Sarvam AI, an emerging player in India’s generative AI space, has launched a new language model that has been specifically trained for Indian languages.
The new AI model called Sarvam-1 is open-source and supports up to ten Indian languages, including Bengali, Gujarati, Hindi, Kannada, Malayalam, Marathi, Oriya, Punjabi, Tamil, and Telugu – besides English.
The Bengaluru-based company had launched its first foundational AI model called Sarvam 2B in August this year. However, it claims that Sarvam-1 is unique because it “demonstrates that careful curation of training data can yield superior performance even with a relatively modest parameter count.”
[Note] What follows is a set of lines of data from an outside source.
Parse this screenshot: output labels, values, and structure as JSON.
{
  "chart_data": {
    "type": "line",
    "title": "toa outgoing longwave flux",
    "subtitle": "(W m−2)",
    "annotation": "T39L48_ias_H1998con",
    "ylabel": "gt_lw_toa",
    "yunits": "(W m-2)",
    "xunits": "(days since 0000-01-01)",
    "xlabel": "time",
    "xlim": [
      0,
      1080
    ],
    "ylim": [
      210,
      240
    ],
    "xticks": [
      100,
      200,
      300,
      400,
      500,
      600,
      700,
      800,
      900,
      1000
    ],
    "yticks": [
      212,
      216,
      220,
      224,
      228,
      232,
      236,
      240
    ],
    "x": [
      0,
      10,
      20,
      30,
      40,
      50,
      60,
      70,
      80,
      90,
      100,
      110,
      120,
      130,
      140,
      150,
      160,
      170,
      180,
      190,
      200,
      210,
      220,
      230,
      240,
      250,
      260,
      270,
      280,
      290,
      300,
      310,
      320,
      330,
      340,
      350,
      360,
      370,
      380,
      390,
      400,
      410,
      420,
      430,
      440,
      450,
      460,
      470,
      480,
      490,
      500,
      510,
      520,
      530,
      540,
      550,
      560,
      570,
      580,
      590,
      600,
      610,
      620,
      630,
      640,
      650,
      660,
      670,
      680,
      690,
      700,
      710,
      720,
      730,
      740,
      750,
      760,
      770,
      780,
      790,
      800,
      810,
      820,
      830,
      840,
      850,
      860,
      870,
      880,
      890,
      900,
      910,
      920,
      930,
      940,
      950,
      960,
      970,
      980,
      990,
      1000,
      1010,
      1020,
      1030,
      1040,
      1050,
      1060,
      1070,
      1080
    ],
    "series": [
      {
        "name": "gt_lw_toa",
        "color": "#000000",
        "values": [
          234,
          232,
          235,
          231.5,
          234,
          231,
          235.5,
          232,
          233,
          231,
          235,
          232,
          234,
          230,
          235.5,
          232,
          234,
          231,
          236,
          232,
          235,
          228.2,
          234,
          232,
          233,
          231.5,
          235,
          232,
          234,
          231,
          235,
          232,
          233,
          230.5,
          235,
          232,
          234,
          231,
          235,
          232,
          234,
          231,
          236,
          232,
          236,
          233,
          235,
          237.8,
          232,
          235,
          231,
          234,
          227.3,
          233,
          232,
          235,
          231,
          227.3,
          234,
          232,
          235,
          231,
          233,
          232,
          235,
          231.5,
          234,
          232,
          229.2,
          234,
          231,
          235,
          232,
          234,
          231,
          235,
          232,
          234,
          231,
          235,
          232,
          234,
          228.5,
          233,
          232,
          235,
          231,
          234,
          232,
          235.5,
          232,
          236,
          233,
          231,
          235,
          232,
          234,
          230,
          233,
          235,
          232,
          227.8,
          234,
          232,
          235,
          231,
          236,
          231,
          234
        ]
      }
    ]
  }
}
The newly released AI model has been developed with 2 billion parameters. Parameter count is often used to indicate the complexity of an AI model and determine an AI model’s capability of converting inputs to outputs. For context, Microsoft’s Phi-3 Mini measures 3.8 billion parameters.
AI models like Sarvam-1 and Phi-3 Mini fall under the category of small language models (SLMs) which have parameters less than ten billion as opposed to large language models (LLMs) like OpenAI’s GPT-4 with more than a trillion parameters.
Notably, Sarvam AI said that its latest AI model is powered by 1,024 Graphics Processing Units (GPUs) supplied by data infrastructure company Yotta and trained with NVIDIA’s NeMo framework.
Sarvam-1 has also been uniquely trained. “A key challenge in developing effective language models for Indian languages has been the scarcity of high-quality training data,” the company said, adding that existing datasets often lack depth, diversity, and quality necessary for training world-class models.
For this reason, the company said it developed its own training corpus called Sarvam-2T that consists of an estimated 2 trillion tokens with an even distribution of linguistic data across all ten languages. The training dataset was built using synthetic data generation techniques to sidestep depth and quality issues in Indic language data scraped from the web.
While 20 per cent of the Sarvam-2T dataset is Hindi, a substantial chunk of it also comprises English and programming languages to help the AI model perform monolingual and multilingual tasks, according to the company.
Sarvam-1 is said to be more efficient in handling Indic language scripts as opposed to previous LLMs by using minimal tokens per word. The company claims that Sarvam-1 surpassed larger AI models like Meta’s Llama-3 and Google’s Gemma-2 model on benchmarks such as MMLU, ARC-Challenge, and IndicGenBench.
It achieved an accuracy of 86.11 across Indic languages on the TriviaQA benchmark, which is much more than Meta’s Llama-3.1 8B’s score of 61.47.
Sarvam-1 is also said to be more computationally efficient with inference speeds that are 4-6 times faster than larger models like Gemma-2-9B and Llama-3.1-8B. “This combination of strong performance and superior inference efficiency makes Sarvam-1 particularly well-suited for practical applications, including on edge devices,” the company said.
Sarvam-1 is available for download on Hugging Face, which is an online repository for open-source AI models.